Mind your business
Victoria Victorova turned a decade of mental health struggles into Bulgaria’s leading corporate therapy platform.
The confession came during an ordinary workday at Press Start, Victoria Victorova’s Sofia-based gaming marketing agency. A teammate pulled her aside and told her that her anxiety had become unmanageable. Victorova knew the feeling. She’d spent ten years battling clinical depression herself.
“At the time I had some resources and availability to start working on this,” she recalls, “since I was shocked to find out that as an employer there’s not much I can do to support my teammates in these challenges.”
That moment sparked MindFit, a subscription platform, founded in 2021, that connects enterprise employees with vetted psychotherapists. Five years on, it’s Bulgaria’s leading provider of mental health services for corporate clients. The numbers tell their own story: stress and burnout cost Bulgarian companies over 200 million leva (roughly 100 million euros) annually during the Covid-19 pandemic.
“Getting the first clients was a matter of hard data,” Victorova explains. When she showed executives the numbers, most could name at least one employee exhibiting burnout symptoms—and calculate what that declining performance had cost.

The pitch has become easier since. Bulgarian firms increasingly grasp that mental health isn’t corporate charity but productivity optimisation. MindFit’s curated network of professionals offers employees confidential therapy at a fraction of typical costs, whilst employers benefit from reduced sick leave and improved performance.

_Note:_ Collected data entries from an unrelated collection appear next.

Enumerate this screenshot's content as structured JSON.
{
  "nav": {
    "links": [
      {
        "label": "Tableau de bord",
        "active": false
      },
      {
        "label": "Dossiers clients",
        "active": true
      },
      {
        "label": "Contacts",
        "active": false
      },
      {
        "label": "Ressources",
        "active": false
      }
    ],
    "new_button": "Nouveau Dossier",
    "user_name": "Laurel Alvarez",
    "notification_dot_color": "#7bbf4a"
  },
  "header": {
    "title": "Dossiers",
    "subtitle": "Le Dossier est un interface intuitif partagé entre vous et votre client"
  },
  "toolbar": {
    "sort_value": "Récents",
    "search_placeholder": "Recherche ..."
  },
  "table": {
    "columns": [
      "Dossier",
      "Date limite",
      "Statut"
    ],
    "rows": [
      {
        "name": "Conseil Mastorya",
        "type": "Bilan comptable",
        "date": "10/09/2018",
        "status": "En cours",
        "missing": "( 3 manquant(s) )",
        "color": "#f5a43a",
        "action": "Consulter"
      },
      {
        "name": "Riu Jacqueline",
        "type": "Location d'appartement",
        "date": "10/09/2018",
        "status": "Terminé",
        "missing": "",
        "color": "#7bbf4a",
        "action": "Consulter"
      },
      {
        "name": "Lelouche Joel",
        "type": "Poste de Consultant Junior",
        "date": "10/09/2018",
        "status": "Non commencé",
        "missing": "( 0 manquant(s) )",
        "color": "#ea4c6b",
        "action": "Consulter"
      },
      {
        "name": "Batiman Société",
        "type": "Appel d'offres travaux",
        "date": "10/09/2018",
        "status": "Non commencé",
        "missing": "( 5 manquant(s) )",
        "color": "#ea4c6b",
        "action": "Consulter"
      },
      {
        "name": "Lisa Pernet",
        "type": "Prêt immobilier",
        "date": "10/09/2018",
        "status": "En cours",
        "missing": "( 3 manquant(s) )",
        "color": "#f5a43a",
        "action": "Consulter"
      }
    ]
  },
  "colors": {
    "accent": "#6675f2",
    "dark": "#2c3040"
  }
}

Victorova’s efforts to normalise therapy—through speaking engagements, her book on impostor syndrome, and relentless advocacy—helped shift the conversation. Now companies seek her out.
Running multiple businesses while championing mental health sounds like a recipe for the very burnout she’s helping others prevent. Victorova founded Press Start a decade ago after gaming studios repeatedly tried to hire her—that rare mix of marketing specialist and genuine gamer. Rather than take a job, she built a team. The agency has since evolved beyond gaming.
Her approach: listen to her body. “There are times when I’ve planned to work during the weekend,” she says. “Yet, my body simply doesn’t obey my brain when it’s telling it to open the computer. It’s almost like a separate entity.” She’s learnt to recognise those moments as signals to rest. Social boundaries help too: notifications stay off when she’s with friends or family, and she resists the temptation to obsess over business ideas during actual conversations.
The irony isn’t lost on her. She wrote Impostor Syndrome: How to Step Out of Its Shadow whilst regularly experiencing the phenomenon herself. “I usually say I’m an impostor ‘in remission’,” she admits. Being hyper-aware of the psychological trap has armed her with tools—chiefly, reality checks. When numerous people praise something she’s done, she forces herself to consider whether they might have a point, even if she feels she’s performed poorly. She gathers hard evidence, sometimes anonymous feedback, and benchmarks progress against similar businesses. But it’s a delicate balance: “Impostor syndrome can get stronger when comparing ourselves to the wrong people.”